Secret Thoughts in Italy

Secret Thoughts in Italy

























I’m not at the Venice Biennial this year. Instead I’m watching birds at a residency in Piedmont. But some things you don’t have to see for real to know what it’s about. “Venice Goes Crazy for Anne Imhof’s Bleak S&M Flavored German Pavilion” Artnet writes. Instead of on a rope, Imhof’s dancers are now moving (still like toads) on a glass transparent floor in the German Pavilion. Same same neoliberal capitalist stuff. The smug vain posing of the dancers totally goes on my nerves. Honestly, don’t you feel like going there and give them a slap from left to right? 

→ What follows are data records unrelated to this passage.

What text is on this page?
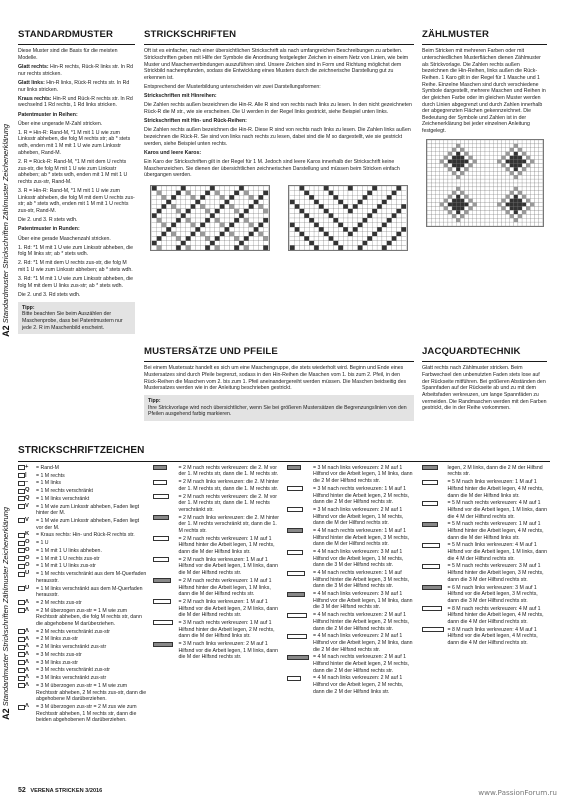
A2 Standardmuster Strickschriften Zählmuster Zeichenerklärung
A2 Standardmuster Strickschriften Zählmuster Zeichenerklärung
STANDARDMUSTER

Diese Muster sind die Basis für die meisten Modelle.

Glatt rechts: Hin-R rechts, Rück-R links str. In Rd nur rechts stricken.

Glatt links: Hin-R links, Rück-R rechts str. In Rd nur links stricken.

Kraus rechts: Hin-R und Rück-R rechts str. In Rd wechselnd 1 Rd rechts, 1 Rd links stricken.

Patentmuster in Reihen:

Über eine ungerade M-Zahl stricken.

1. R = Hin-R: Rand-M, *1 M mit 1 U wie zum Linksstr abheben, die folg M rechts str; ab * stets wdh, enden mit 1 M mit 1 U wie zum Linksstr abheben, Rand-M.

2. R = Rück-R: Rand-M, *1 M mit dem U rechts zus-str, die folg M mit 1 U wie zum Linksstr abheben; ab * stets wdh, enden mit 1 M mit 1 U rechts zus-str, Rand-M.

3. R = Hin-R: Rand-M, *1 M mit 1 U wie zum Linksstr abheben, die folg M mit dem U rechts zus-str; ab * stets wdh, enden mit 1 M mit 1 U rechts zus-str, Rand-M.

Die 2. und 3. R stets wdh.

Patentmuster in Runden:

Über eine gerade Maschenzahl stricken.

1. Rd: *1 M mit 1 U wie zum Linksstr abheben, die folg M links str; ab * stets wdh.

2. Rd: *1 M mit dem U rechts zus-str, die folg M mit 1 U wie zum Linksstr abheben; ab * stets wdh.

3. Rd: *1 M mit 1 U wie zum Linksstr abheben, die folg M mit dem U links zus-str; ab * stets wdh.

Die 2. und 3. Rd stets wdh.

Tipp:
Bitte beachten Sie beim Auszählen der Maschenprobe, dass bei Patentmustern nur jede 2. R im Maschenbild erscheint.
STRICKSCHRIFTEN

Oft ist es einfacher, nach einer übersichtlichen Strickschrift als nach umfangreichen Beschreibungen zu arbeiten. Strickschriften geben mit Hilfe der Symbole die Anordnung festgelegter Zeichen in einem Netz von Linien, wie beim Muster und Maschenverbindungen auszuführen sind. Unsere Zeichen sind in Form und Richtung möglichst dem Strickbild nachempfunden, sodass die Entwicklung eines Musters durch die zeichnerische Darstellung gut zu erkennen ist.

Entsprechend der Musterbildung unterscheiden wir zwei Darstellungsformen:

Strickschriften mit Hinreihen:

Die Zahlen rechts außen bezeichnen die Hin-R. Alle R sind von rechts nach links zu lesen. In den nicht gezeichneten Rück-R die M str., wie sie erscheinen. Die U werden in der Regel links gestrickt, siehe Beispiel unten links.

Strickschriften mit Hin- und Rück-Reihen:

Die Zahlen rechts außen bezeichnen die Hin-R. Diese R sind von rechts nach links zu lesen. Die Zahlen links außen bezeichnen die Rück-R. Sie sind von links nach rechts zu lesen, dabei sind die M so dargestellt, wie sie gestrickt werden, siehe Beispiel unten rechts.

Karos und leere Karos:

Ein Karo der Strickschriften gilt in der Regel für 1 M. Jedoch sind leere Karos innerhalb der Strickschrift keine Maschenzeichen. Sie dienen der übersichtlichen zeichnerischen Darstellung und müssen beim Stricken einfach übergangen werden.

ZÄHLMUSTER

Beim Stricken mit mehreren Farben oder mit unterschiedlichen Musterflächen dienen Zählmuster als Strickvorlage. Die Zahlen rechts außen bezeichnen die Hin-Reihen, links außen die Rück-Reihen. 1 Karo gilt in der Regel für 1 Masche und 1 Reihe. Einzelne Maschen sind durch verschiedene Symbole dargestellt, mehrere Maschen und Reihen in der gleichen Farbe oder im gleichen Muster werden durch Linien abgegrenzt und durch Zahlen innerhalb der abgegrenzten Flächen gekennzeichnet. Die Bedeutung der Symbole und Zahlen ist in der Zeichenerklärung bei jeder einzelnen Anleitung festgelegt.

MUSTERSÄTZE UND PFEILE

Bei einem Mustersatz handelt es sich um eine Maschengruppe, die stets wiederholt wird. Beginn und Ende eines Mustersatzes sind durch Pfeile begrenzt, sodass in den Hin-Reihen die Maschen vom 1. bis zum 2. Pfeil, in den Rück-Reihen die Maschen vom 2. bis zum 1. Pfeil aneinandergereiht werden müssen. Die Maschen beidseitig des Mustersatzes werden wie in der Anleitung beschrieben gestrickt.

Tipp:
Ihre Strickvorlage wird noch übersichtlicher, wenn Sie bei größeren Mustersätzen die Begrenzungslinien von den Pfeilen ausgehend farbig markieren.
JACQUARDTECHNIK

Glatt rechts nach Zählmuster stricken. Beim Farbwechsel den unbenutzten Faden stets lose auf der Rückseite mitführen. Bei größeren Abständen den Spannfaden auf der Rückseite ab und zu mit dem Arbeitsfaden verkreuzen, um lange Spannfäden zu vermeiden. Die Randmaschen werden mit den Farben gestrickt, die in der Reihe vorkommen.

STRICKSCHRIFTZEICHEN
+ = Rand-M
| = 1 M rechts
– = 1 M links
Q = 1 M rechts verschränkt
Q = 1 M links verschränkt
V = 1 M wie zum Linksstr abheben, Faden liegt hinter der M.
V = 1 M wie zum Linksstr abheben, Faden liegt vor der M.
K = Kraus rechts: Hin- und Rück-R rechts str.
O = 1 U
O = 1 M mit 1 U links abheben.
O = 1 M mit 1 U rechts zus-str
O = 1 M mit 1 U links zus-str
U = 1 M rechts verschränkt aus dem M-Querfaden herausstr.
U = 1 M links verschränkt aus dem M-Querfaden herausstr.
Λ = 2 M rechts zus-str
Λ = 2 M überzogen zus-str = 1 M wie zum Rechtsstr abheben, die folg M rechts str, dann die abgehobene M darüberziehen.
Λ = 2 M rechts verschränkt zus-str
Λ = 2 M links zus-str
Λ = 2 M links verschränkt zus-str
Λ = 3 M rechts zus-str
Λ = 3 M links zus-str
Λ = 3 M rechts verschränkt zus-str
Λ = 3 M links verschränkt zus-str
Λ = 3 M überzogen zus-str = 1 M wie zum Rechtsstr abheben, 2 M rechts zus-str, dann die abgehobene M darüberziehen.
Λ = 3 M überzogen zus-str = 2 M zus wie zum Rechtsstr abheben, 1 M rechts str, dann die beiden abgehobenen M darüberziehen.
= 2 M nach rechts verkreuzen: die 2. M vor der 1. M rechts str, dann die 1. M rechts str.
= 2 M nach links verkreuzen: die 2. M hinter der 1. M rechts str, dann die 1. M rechts str.
= 2 M nach rechts verkreuzen: die 2. M vor der 1. M rechts str, dann die 1. M rechts verschränkt str.
= 2 M nach links verkreuzen: die 2. M hinter der 1. M rechts verschränkt str, dann die 1. M rechts str.
= 2 M nach rechts verkreuzen: 1 M auf 1 Hilfsnd hinter die Arbeit legen, 1 M rechts, dann die M der Hilfsnd links str.
= 2 M nach links verkreuzen: 1 M auf 1 Hilfsnd vor die Arbeit legen, 1 M links, dann die M der Hilfsnd rechts str.
= 2 M nach rechts verkreuzen: 1 M auf 1 Hilfsnd hinter die Arbeit legen, 1 M links, dann die M der Hilfsnd rechts str.
= 2 M nach links verkreuzen: 1 M auf 1 Hilfsnd vor die Arbeit legen, 2 M links, dann die M der Hilfsnd rechts str.
= 3 M nach rechts verkreuzen: 1 M auf 1 Hilfsnd hinter die Arbeit legen, 2 M rechts, dann die M der Hilfsnd links str.
= 3 M nach links verkreuzen: 2 M auf 1 Hilfsnd vor die Arbeit legen, 1 M links, dann die M der Hilfsnd rechts str.
= 3 M nach links verkreuzen: 2 M auf 1 Hilfsnd vor die Arbeit legen, 1 M links, dann die 2 M der Hilfsnd rechts str.
= 3 M nach rechts verkreuzen: 1 M auf 1 Hilfsnd hinter die Arbeit legen, 2 M rechts, dann die 2 M der Hilfsnd rechts str.
= 3 M nach links verkreuzen: 2 M auf 1 Hilfsnd vor die Arbeit legen, 1 M rechts, dann die M der Hilfsnd rechts str.
= 4 M nach rechts verkreuzen: 1 M auf 1 Hilfsnd hinter die Arbeit legen, 3 M rechts, dann die M der Hilfsnd rechts str.
= 4 M nach links verkreuzen: 3 M auf 1 Hilfsnd vor die Arbeit legen, 1 M rechts, dann die 3 M der Hilfsnd rechts str.
= 4 M nach rechts verkreuzen: 1 M auf Hilfsnd hinter die Arbeit legen, 3 M rechts, dann die 3 M der Hilfsnd rechts str.
= 4 M nach links verkreuzen: 3 M auf 1 Hilfsnd vor die Arbeit legen, 1 M links, dann die 3 M der Hilfsnd rechts str.
= 4 M nach rechts verkreuzen: 2 M auf 1 Hilfsnd hinter die Arbeit legen, 2 M rechts, dann die 2 M der Hilfsnd rechts str.
= 4 M nach links verkreuzen: 2 M auf 1 Hilfsnd vor die Arbeit legen, 2 M links, dann die 2 M der Hilfsnd rechts str.
= 4 M nach rechts verkreuzen: 2 M auf 1 Hilfsnd hinter die Arbeit legen, 2 M rechts, dann die 2 M der Hilfsnd rechts str.
= 4 M nach links verkreuzen: 2 M auf 1 Hilfsnd vor die Arbeit legen, 2 M rechts, dann die 2 M der Hilfsnd links str.
legen, 2 M links, dann die 2 M der Hilfsnd rechts str.
= 5 M nach links verkreuzen: 1 M auf 1 Hilfsnd hinter die Arbeit legen, 4 M rechts, dann die M der Hilfsnd links str.
= 5 M nach rechts verkreuzen: 4 M auf 1 Hilfsnd vor die Arbeit legen, 1 M links, dann die 4 M der Hilfsnd rechts str.
= 5 M nach rechts verkreuzen: 1 M auf 1 Hilfsnd hinter die Arbeit legen, 4 M rechts, dann die M der Hilfsnd links str.
= 5 M nach links verkreuzen: 4 M auf 1 Hilfsnd vor die Arbeit legen, 1 M links, dann die 4 M der Hilfsnd rechts str.
= 5 M nach rechts verkreuzen: 3 M auf 1 Hilfsnd hinter die Arbeit legen, 3 M rechts, dann die 3 M der Hilfsnd rechts str.
= 6 M nach links verkreuzen: 3 M auf 1 Hilfsnd vor die Arbeit legen, 3 M rechts, dann die 3 M der Hilfsnd rechts str.
= 8 M nach rechts verkreuzen: 4 M auf 1 Hilfsnd hinter die Arbeit legen, 4 M rechts, dann die 4 M der Hilfsnd rechts str.
= 8 M nach links verkreuzen: 4 M auf 1 Hilfsnd vor die Arbeit legen, 4 M rechts, dann die 4 M der Hilfsnd rechts str.
52 VERENA STRICKEN 3/2016	www.PassionForum.ru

The review in Artnet News is very fitting. Read this text and tell me what the author is saying really. What freedom? Whose freedom? These kind of reviews make me feel sick in the stomach:

“Her brooding set pieces seem to capture the anxious mood of our time, where the freedoms that we enjoyed and took for granted for so long seem to be about to topple down. Imhof’s work may be “sexy” but it is not “pretty,” and neither is contemporary life for many. The dark beauty she conjures up is like a new Gothic style for our age: romantic, sublime, and terrifying. Because despite its formal fancies, its underlying themes hit very close to home.”

Another secret thought: Hans Ulrich Obrist is a sleeping pill.